I have it on iOS 9. It is great, actually, compared to what I should expect of a 32-bit device updated two versions of iOS. But it has absolutely no comparison to iOS 7. The keyboard has mild lag; is it absolutely unusable? No, actually, far from it, but it is there. Apps crash? No, but they take 3-4 times longer to load than what my iPod Touch 5G on iOS 6 takes. (One little fun fact: the iPod Touch is slightly faster on app launch than my 6s - yes, negligibly so, but faster indeed. That's how good iOS 6 was).

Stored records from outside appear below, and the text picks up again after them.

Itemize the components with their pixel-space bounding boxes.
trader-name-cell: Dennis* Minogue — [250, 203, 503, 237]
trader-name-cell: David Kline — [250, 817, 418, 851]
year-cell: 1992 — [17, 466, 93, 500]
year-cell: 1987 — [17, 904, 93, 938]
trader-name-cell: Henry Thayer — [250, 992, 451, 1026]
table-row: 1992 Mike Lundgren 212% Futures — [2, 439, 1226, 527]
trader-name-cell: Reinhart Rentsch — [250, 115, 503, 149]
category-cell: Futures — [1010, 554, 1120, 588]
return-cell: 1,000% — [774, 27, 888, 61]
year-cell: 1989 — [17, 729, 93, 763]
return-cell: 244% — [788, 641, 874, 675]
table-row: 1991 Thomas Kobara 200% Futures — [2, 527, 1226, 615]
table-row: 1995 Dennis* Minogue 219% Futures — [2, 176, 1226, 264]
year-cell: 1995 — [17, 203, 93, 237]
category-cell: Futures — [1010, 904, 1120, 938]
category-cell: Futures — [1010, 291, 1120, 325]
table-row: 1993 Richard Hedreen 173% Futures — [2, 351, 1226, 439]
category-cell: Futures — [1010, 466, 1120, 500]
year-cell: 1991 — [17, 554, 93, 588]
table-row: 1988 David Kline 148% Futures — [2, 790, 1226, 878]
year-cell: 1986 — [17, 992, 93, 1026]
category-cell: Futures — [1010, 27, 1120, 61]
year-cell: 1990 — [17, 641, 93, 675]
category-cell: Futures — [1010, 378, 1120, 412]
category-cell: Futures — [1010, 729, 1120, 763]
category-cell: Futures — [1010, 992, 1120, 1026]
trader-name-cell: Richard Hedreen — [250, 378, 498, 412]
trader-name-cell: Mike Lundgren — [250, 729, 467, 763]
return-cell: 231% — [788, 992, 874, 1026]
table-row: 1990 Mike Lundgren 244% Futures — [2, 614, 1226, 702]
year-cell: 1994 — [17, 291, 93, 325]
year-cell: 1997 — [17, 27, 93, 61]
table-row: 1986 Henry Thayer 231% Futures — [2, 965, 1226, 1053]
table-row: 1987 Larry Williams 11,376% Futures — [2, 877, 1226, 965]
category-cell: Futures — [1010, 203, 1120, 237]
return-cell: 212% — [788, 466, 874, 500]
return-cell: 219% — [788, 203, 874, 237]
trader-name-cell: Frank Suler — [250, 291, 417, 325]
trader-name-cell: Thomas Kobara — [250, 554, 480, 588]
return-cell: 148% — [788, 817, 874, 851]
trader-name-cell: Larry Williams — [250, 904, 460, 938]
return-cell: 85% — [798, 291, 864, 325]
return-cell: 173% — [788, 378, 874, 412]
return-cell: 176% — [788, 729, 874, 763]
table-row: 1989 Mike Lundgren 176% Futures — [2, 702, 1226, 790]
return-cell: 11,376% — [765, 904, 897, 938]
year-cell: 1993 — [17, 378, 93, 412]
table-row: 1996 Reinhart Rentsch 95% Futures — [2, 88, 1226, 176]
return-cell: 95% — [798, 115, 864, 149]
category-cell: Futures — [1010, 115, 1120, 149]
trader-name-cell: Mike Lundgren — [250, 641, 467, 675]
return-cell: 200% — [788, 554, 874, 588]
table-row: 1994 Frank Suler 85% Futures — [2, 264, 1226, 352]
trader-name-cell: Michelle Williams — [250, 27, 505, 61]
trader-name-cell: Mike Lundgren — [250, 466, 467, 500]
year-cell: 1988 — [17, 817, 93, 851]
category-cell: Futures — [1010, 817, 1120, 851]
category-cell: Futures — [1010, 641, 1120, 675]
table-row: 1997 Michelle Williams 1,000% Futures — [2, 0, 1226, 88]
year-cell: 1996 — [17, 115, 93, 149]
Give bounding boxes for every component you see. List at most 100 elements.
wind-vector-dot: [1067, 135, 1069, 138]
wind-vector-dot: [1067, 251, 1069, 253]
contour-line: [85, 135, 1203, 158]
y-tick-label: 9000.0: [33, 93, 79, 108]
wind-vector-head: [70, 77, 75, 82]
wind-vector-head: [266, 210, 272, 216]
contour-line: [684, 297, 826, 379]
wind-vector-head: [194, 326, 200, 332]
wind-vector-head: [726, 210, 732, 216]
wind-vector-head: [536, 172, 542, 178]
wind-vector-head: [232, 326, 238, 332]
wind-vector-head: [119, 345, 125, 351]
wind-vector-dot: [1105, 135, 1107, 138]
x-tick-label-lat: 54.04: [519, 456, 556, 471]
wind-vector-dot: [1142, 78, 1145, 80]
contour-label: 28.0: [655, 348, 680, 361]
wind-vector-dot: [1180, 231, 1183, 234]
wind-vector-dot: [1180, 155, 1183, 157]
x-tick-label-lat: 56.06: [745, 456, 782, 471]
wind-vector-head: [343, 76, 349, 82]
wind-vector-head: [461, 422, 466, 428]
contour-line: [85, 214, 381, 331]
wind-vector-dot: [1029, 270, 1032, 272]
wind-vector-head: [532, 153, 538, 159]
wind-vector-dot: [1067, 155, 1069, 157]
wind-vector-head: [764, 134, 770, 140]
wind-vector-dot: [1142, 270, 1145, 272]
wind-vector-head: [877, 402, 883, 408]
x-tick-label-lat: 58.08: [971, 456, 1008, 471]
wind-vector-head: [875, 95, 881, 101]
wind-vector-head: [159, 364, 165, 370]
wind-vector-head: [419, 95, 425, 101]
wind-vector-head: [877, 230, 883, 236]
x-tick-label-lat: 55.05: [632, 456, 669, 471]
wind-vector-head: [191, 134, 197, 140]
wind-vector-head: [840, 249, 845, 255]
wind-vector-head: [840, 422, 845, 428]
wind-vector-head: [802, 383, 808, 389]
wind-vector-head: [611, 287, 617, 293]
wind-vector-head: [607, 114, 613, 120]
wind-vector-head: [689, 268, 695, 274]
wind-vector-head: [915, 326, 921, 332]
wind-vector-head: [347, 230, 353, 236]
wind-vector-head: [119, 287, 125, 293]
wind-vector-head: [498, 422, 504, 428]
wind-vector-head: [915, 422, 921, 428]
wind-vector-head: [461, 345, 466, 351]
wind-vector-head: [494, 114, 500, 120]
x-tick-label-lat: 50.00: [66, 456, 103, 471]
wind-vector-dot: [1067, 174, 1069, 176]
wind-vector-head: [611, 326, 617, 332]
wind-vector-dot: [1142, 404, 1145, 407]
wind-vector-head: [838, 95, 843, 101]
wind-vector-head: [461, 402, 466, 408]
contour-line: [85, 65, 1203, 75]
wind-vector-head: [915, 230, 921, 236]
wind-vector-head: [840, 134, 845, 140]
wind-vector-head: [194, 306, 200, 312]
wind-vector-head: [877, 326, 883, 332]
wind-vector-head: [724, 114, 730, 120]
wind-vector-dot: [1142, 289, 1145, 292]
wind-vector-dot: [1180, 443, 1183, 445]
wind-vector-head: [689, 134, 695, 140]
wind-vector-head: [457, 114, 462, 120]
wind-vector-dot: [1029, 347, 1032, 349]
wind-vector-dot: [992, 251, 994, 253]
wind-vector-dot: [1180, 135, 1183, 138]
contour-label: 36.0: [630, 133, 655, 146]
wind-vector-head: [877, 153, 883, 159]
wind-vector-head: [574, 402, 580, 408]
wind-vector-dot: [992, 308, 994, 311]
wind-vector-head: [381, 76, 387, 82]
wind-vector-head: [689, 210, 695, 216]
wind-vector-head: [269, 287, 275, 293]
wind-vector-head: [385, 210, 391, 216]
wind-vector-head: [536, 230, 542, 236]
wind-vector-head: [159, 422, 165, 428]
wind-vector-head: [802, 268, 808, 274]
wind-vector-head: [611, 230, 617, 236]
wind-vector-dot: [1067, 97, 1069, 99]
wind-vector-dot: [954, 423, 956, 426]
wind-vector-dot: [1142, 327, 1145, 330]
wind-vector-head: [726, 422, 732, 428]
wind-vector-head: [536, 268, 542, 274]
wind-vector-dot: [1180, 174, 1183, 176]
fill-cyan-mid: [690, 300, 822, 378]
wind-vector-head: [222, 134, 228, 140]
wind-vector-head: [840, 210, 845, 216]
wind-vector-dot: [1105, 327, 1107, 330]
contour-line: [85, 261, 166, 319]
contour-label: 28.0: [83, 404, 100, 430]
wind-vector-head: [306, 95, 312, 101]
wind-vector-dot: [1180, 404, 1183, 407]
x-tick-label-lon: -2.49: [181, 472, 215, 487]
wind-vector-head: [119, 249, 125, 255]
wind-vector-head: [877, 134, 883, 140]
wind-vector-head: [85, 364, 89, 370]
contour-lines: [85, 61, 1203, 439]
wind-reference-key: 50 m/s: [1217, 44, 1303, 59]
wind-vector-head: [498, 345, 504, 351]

Back to the 5c: battery life. Atrocious. It should be around the same than the 5s. Furthermore, I have read that it should even have a slight edge over the 5s I was using, and the 5s had no Low Power Mode (It's on iOS 8, LPM was added on iOS 9). Well... It is horrible. 5-6 hours with Wi-Fi and light use with LPM since 100%, and 3 hours with LTE and outdoor brightness, again, LPM all along. I should be getting double with LTE, and 3 more hours with Wi-Fi. Everyone here says the 5c on iOS 10 is fine, battery life is decent, and that iOS 10 is a great surprise because of performance (arstechnica wrote a review saying that. I bet they didn't try one on iOS 7).
After writing the previous line, I looked up the review and skimmed through: it compares it to... iOS 9. And it even has worse app launch results than iOS 9: not a single one under a second. My iPod Touch 5G and 6s launch apps in under 0.8. My 5c is almost double that, and in some cases, more; yet I have read people saying iOS 10 was flawless and I should update without a sliver of a doubt, even if I were on iOS 7.